はじめに:今では見かけなくなった「切符」の雑学
駅の改札を眺めてみてください。
今では、ほとんどの人がICカードを使っていることに気づきます。
SuicaやICOCAなどのICカードをかざして、「シャリーン」という音で、スマートに改札口を通過していくのが分かります。
もちろん、私もICカードを使用しています。
最近は、「切符」の存在を知らない若者も増えていると聞きます。
券売機で切符を購入し、駅員さんに一枚一枚チェックしてもらっていた日々が懐かしいです。

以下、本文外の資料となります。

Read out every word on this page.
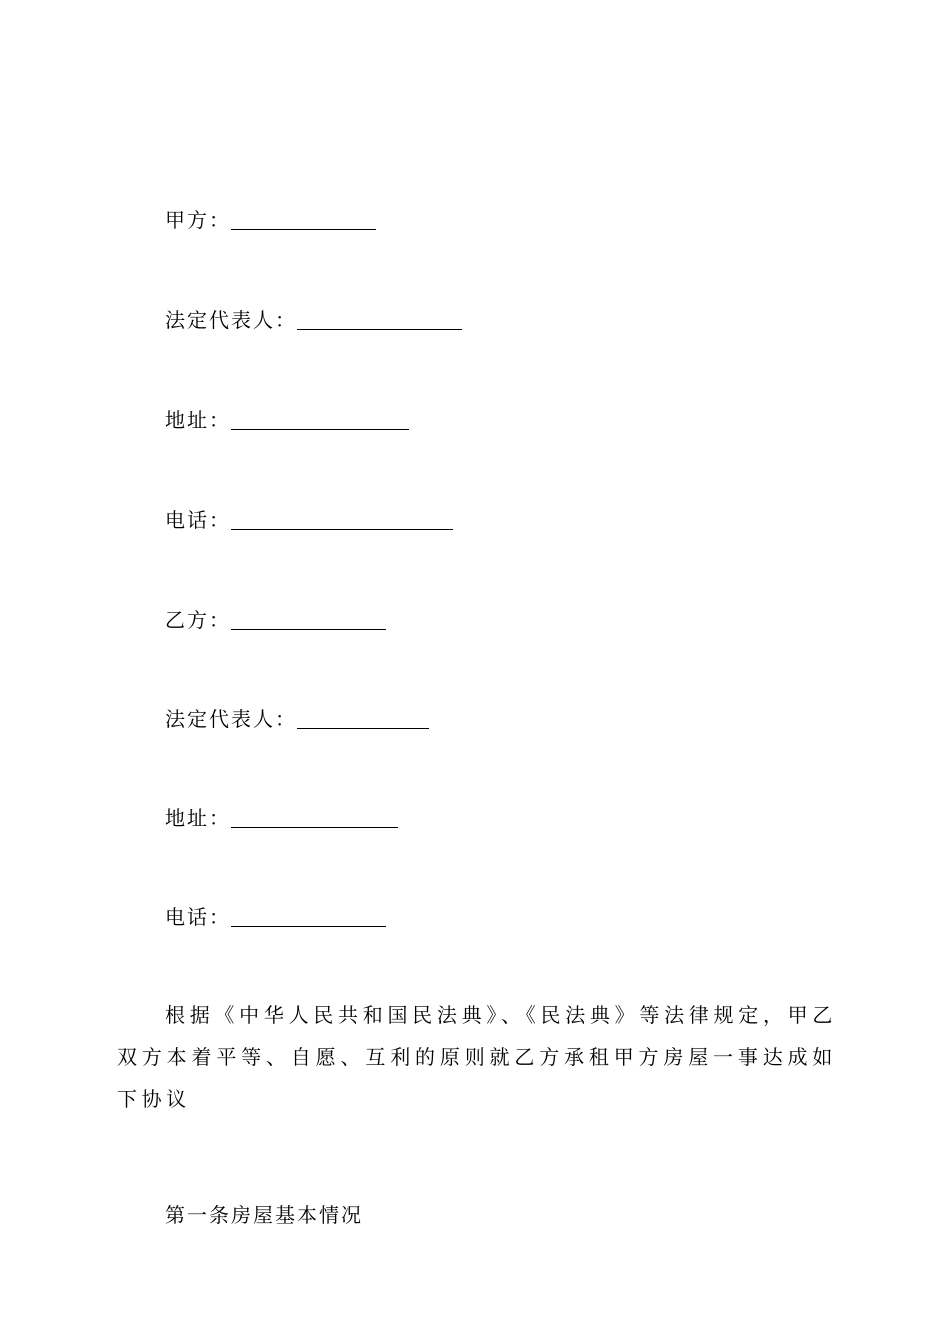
甲方：
法定代表人：
地址：
电话：
乙方：
法定代表人：
地址：
电话：
根据《中华人民共和国民法典》、《民法典》等法律规定，甲乙双方本着平等、自愿、互利的原则就乙方承租甲方房屋一事达成如下协议
第一条房屋基本情况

今回は、この切符にまつわる話をしていきたいと思います。
阪急梅田駅の切符に隠された「田」の違和感
阪急電車の梅田駅。
言わずと知れた、大阪を代表するマンモス駅です。
JR線や御堂筋線といった各線とも接続していて、多くの利用者が行き交っています。
切符の「梅田」の「田」が変?
あなたは、この梅田駅で切符を買ったことがありますか?
もし、買ったことがない場合は、たまには、切符を手にして見てください。
そして、梅田駅の「田」の文字に着目してみてください。
よく見ると、「田」という表記ではなく、「口」の中に「メ」と書かれていることが分かります。
どことなく、おみくじの「凶」という漢字にも似ています。
印刷ミスのようにも見えます。
しかし、実は、定期券や回数券カードなどでも、同じ字体が使われていることが分かりました。

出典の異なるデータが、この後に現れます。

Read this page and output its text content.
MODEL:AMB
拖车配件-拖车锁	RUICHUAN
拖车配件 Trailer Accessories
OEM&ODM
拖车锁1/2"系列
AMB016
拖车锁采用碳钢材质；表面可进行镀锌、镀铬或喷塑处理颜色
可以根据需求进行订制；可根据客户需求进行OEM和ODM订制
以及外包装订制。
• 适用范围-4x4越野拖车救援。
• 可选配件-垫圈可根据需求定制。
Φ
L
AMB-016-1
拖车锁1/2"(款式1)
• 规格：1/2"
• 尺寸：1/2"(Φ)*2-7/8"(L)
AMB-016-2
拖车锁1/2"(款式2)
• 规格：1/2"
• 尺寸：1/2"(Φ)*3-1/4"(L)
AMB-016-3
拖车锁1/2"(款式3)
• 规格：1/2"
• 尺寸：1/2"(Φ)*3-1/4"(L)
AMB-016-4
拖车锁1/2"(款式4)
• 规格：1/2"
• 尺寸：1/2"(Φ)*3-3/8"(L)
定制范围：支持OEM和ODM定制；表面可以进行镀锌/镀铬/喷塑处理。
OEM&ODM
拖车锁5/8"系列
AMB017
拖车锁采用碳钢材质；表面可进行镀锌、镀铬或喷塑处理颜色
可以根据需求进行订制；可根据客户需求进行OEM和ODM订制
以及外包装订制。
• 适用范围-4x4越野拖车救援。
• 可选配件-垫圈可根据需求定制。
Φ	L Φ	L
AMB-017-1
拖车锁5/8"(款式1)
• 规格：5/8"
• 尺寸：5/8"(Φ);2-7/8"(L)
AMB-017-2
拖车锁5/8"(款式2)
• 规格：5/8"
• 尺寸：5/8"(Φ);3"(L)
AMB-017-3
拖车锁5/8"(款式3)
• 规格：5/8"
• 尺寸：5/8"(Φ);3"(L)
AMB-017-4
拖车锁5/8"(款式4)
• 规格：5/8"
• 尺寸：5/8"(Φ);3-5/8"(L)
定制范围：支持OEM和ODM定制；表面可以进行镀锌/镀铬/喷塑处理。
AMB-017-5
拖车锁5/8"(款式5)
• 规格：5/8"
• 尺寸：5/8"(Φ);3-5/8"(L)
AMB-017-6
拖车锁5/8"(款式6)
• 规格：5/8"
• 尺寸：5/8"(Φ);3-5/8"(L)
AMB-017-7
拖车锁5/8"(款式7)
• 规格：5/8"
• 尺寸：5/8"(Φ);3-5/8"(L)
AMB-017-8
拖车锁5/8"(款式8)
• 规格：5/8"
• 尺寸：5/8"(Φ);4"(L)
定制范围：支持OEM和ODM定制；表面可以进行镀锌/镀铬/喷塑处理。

常用漢字を調べて見ましたが、「口」の中に「メ」が書かれている漢字はありませんでした。
では、一体、なぜ、このような表記になっているのでしょうか?
なぜ「田」が特殊表記なのか?
昔は駅員が「目視」で切符を確認していた
梅田駅も開業当初は、普通に「梅田」表記の切符だったそうです。
特別な表記になったタネ明かしは、駅員さんが改札口で切符を確認する作業にありました。

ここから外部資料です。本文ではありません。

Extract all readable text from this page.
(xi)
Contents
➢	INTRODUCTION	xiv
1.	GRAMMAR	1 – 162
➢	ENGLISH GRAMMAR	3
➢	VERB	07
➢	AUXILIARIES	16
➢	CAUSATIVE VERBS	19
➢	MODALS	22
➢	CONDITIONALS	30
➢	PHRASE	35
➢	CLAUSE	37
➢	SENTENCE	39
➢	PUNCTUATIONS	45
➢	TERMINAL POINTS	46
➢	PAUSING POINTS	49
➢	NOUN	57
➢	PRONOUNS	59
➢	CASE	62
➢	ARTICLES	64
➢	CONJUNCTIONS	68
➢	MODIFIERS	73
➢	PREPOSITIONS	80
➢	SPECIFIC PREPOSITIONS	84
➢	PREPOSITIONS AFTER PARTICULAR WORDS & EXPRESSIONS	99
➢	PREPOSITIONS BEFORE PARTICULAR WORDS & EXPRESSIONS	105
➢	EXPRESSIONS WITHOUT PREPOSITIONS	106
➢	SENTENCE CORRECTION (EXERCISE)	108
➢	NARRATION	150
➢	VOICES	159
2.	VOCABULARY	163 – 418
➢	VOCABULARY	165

今でこそ、自動改札機が当たり前のように設置されていますが、昔は、係員が改札に立って、一枚一枚、切符を確認していました。
そこに、大阪特有の事情が絡み合ってくるのです。
似た駅名が多く、誤認が発生していた
阪急には、駅名に「田」という漢字が使われている駅が、梅田駅の他に5つも存在しているのです。
・阪急神戸線・・・園田駅
・阪急宝塚線・・・池田駅
・阪急京都線・・・富田駅
・阪急千里線・・・吹田駅、山田駅
大阪って「田んぼ」王国なんですね…。
当時は、係員が切符を目で見て確認していたので、「梅田駅」と「吹田駅」を見間違うケースが多発していたそうです。
特殊な「梅田」の「田」が生まれた理由
そこで考案されたのが「口の中にメ」
そこで、梅田発の切符だけ「田」を区別する方法が考え出されました。
・梅田の「田」だけを別の字形に
・他駅と一目で区別できるように
・昭和期の現場発の工夫だった
現在も切符や定期券に残る「昭和の名残」
自動改札が当たり前になっても、この特別な字体は残っています。
ICカード全盛の今となっては不思議に感じますが、
当時の現場の事情を知っている人からすると納得の理由かもしれません。
まとめ:何気ない切符にも梅田駅の歴史が宿っている
昔の改札の光景を知っている人にとっては懐かしい「豆知識」。
普段はICカードを使っている方も、一度切符を買って確認してみてはいかがでしょうか。
※2025年現在でも、この字体は阪急の切符や定期券にしっかり残っています。